Configuring Resource Quotas for autoscaler

autoscaler automatically adjusts the number of nodes in a cluster based on workloads. Adjust the number of add-on pods and their CPU and memory quotas based on the cluster scale.

Table 3 Recommended values for autoscaler

Node

Pod

CPU Request

CPU Limit

Memory Request

Memory Limit

50

2

1000m

1000m

1000Mi

1000Mi

200

2

4000m

4000m

2000Mi

2000Mi

1,000

2

8000m

8000m

8000Mi

8000Mi

2,000

2

8000m

8000m

8000Mi

8000Mi

Configuring Resource Quotas for volcano

After the cluster scale is increased, the resource quotas required by volcano need to be modified based on the cluster scale.

  • If the number of nodes is less than 100, retain the default configuration. The requested CPU is 500m, and the limit is 2000m.
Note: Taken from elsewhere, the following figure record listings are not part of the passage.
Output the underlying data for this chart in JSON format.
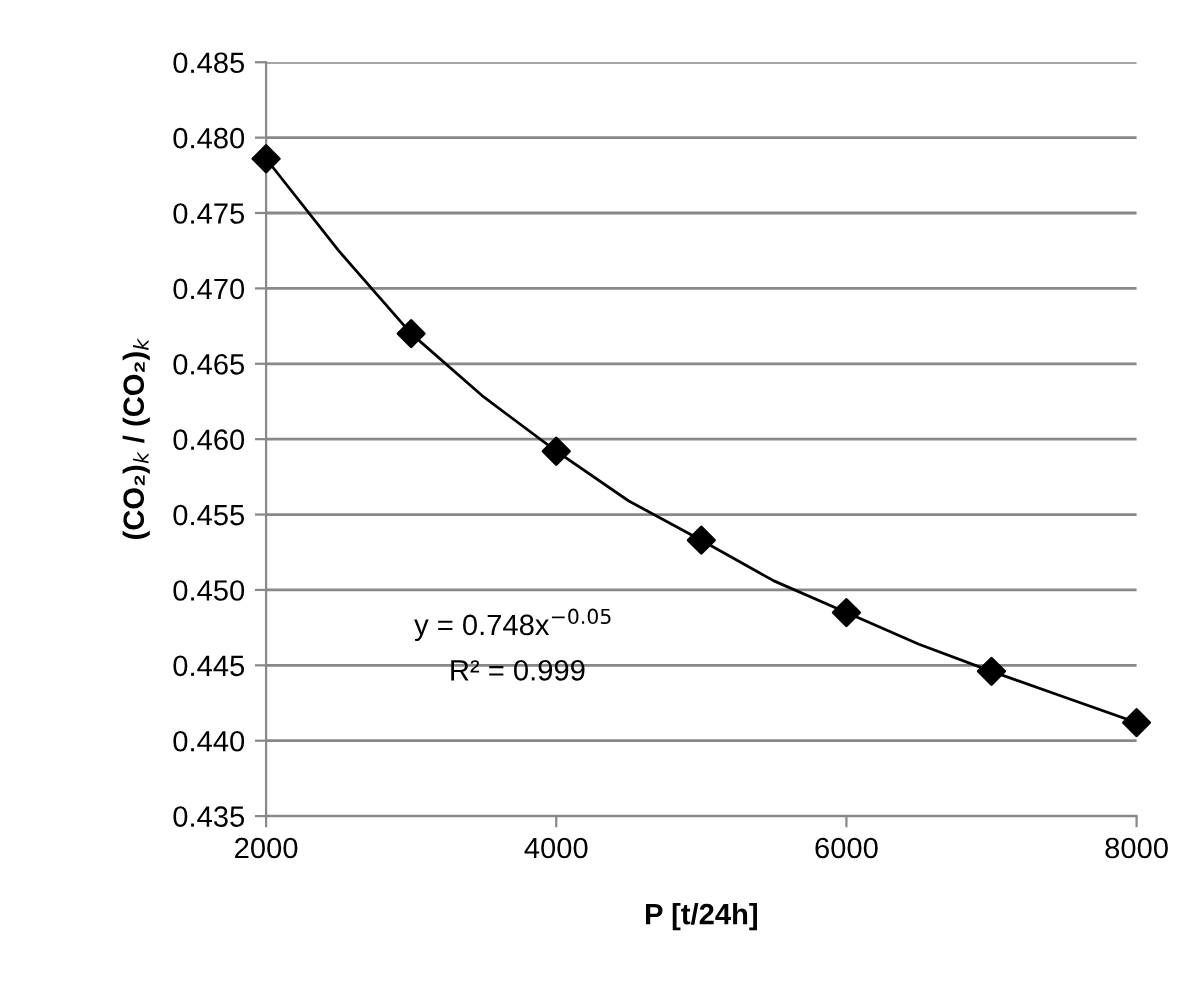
{
  "chart_data": {
    "type": "scatter",
    "xlabel": "P [t/24h]",
    "ylabel": "(CO₂)$_{k}$ / (CO₂)$_{k}$",
    "series": [
      {
        "color": "#000000",
        "marker": "diamond",
        "x": [
          2000,
          3000,
          4000,
          5000,
          6000,
          7000,
          8000
        ],
        "values": [
          0.4786,
          0.467,
          0.4592,
          0.4533,
          0.4485,
          0.4446,
          0.4412
        ]
      },
      {
        "type": "line",
        "color": "#000000",
        "marker": "none",
        "x": [
          2000,
          2500,
          3000,
          3500,
          4000,
          4500,
          5000,
          5500,
          6000,
          6500,
          7000,
          7500,
          8000
        ],
        "values": [
          0.4786,
          0.4725,
          0.467,
          0.4628,
          0.4592,
          0.4559,
          0.4533,
          0.4506,
          0.4485,
          0.4464,
          0.4446,
          0.4429,
          0.4412
        ]
      }
    ],
    "annotations": [
      "y = 0.748x$^{−0.05}$",
      "R² = 0.999"
    ],
    "xlim": [
      2000,
      8000
    ],
    "xticks": [
      2000,
      4000,
      6000,
      8000
    ],
    "ylim": [
      0.435,
      0.485
    ],
    "yticks": [
      {
        "value": 0.435,
        "label": "0.435"
      },
      {
        "value": 0.44,
        "label": "0.440"
      },
      {
        "value": 0.445,
        "label": "0.445"
      },
      {
        "value": 0.45,
        "label": "0.450"
      },
      {
        "value": 0.455,
        "label": "0.455"
      },
      {
        "value": 0.46,
        "label": "0.460"
      },
      {
        "value": 0.465,
        "label": "0.465"
      },
      {
        "value": 0.47,
        "label": "0.470"
      },
      {
        "value": 0.475,
        "label": "0.475"
      },
      {
        "value": 0.48,
        "label": "0.480"
      },
      {
        "value": 0.485,
        "label": "0.485"
      }
    ],
    "grid": "y",
    "legend": false
  }
}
The requested memory is 500 MiB, and the limit is 2000 MiB.
  • If the number of nodes is greater than 100, increase the requested CPU by 500m and the requested memory by 1000 MiB each time 100 nodes (10,000 pods) are added. Increase the CPU limit by 1500m and the memory limit by 1000 MiB.
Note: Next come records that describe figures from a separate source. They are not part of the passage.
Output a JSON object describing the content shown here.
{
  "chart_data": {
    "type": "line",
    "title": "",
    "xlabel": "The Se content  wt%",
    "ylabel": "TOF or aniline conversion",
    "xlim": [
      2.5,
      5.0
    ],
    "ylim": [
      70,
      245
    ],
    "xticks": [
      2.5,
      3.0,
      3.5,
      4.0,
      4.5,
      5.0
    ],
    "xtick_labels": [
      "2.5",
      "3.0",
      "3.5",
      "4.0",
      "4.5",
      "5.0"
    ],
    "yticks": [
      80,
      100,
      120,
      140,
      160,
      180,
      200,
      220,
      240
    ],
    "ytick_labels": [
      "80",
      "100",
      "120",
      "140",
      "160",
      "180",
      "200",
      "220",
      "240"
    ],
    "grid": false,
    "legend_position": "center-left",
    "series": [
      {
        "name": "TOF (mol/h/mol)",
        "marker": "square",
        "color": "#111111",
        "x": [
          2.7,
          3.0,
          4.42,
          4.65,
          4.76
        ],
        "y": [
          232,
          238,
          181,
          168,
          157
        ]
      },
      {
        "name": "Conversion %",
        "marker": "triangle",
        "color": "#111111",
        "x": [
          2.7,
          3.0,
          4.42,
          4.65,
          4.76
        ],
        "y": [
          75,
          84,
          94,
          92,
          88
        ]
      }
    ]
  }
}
    Formulas for calculating the requests:

    • CPU request: Calculate the number of nodes multiplied by the number of pods, perform interpolation search using the product of the number of nodes in the cluster multiplied by the number of pods in Table 4, and round up the request and limit that are closest to the specifications.

      For example, for 2000 nodes (20,000 pods), the product of the number of nodes multiplied by the number of pods is 40 million, which is close to 700/70,000 in the specification (Number of nodes x Number of pods = 49 million). Set the CPU request to 4000m and the limit to 5500m.

    • Memory request: Allocate 2.4 GiB of memory to every 1000 nodes and 1 GiB of memory to every 10,000 pods. The memory request is the sum of the two values. (The obtained value may be different from the recommended value in Table 4. You can use either of them.)

      Memory request = Number of nodes/1000 x 2.4 GiB + Number of pods/10000 x 1 GiB

      For example, for 2000 nodes and 20,000 pods, the memory request value is 6.8 GiB (2000/1000 x 2.4 GiB + 20000/10000 x 1 GiB).

Table 4 Recommended values for volcano-controller and volcano-scheduler

Nodes/Pods in a Cluster

Requested vCPUs (m)

vCPU Limit (m)

Requested Memory (MiB)

Memory Limit (MiB)

50/5000

500

2000

500

2000

100/10,000

1000

2500

1500

2500

200/20,000

1500

3000

2500

3500

300/30,000

2000

3500

3500

4500

400/40,000

2500

4000

4500

5500

500/50,000

3000

4500

5500

6500

600/60,000

3500

5000

6500

7500

700/70,000

4000

5500

7500

8500

Configuring Resource Quotas for Other Add-ons

Resource quotas of other add-ons may also be insufficient due to cluster scale expansion. If, for example, the CPU or memory usage of the add-on pods increases and even OOM occurs, modify the resource quotas as required.

For example, the resources occupied by the kube-prometheus-stack add-ons are related to the number of pods in the cluster. If the cluster scale is expanded, the number of pods may also grow. In this case, increase the resource quotas of the prometheus pods.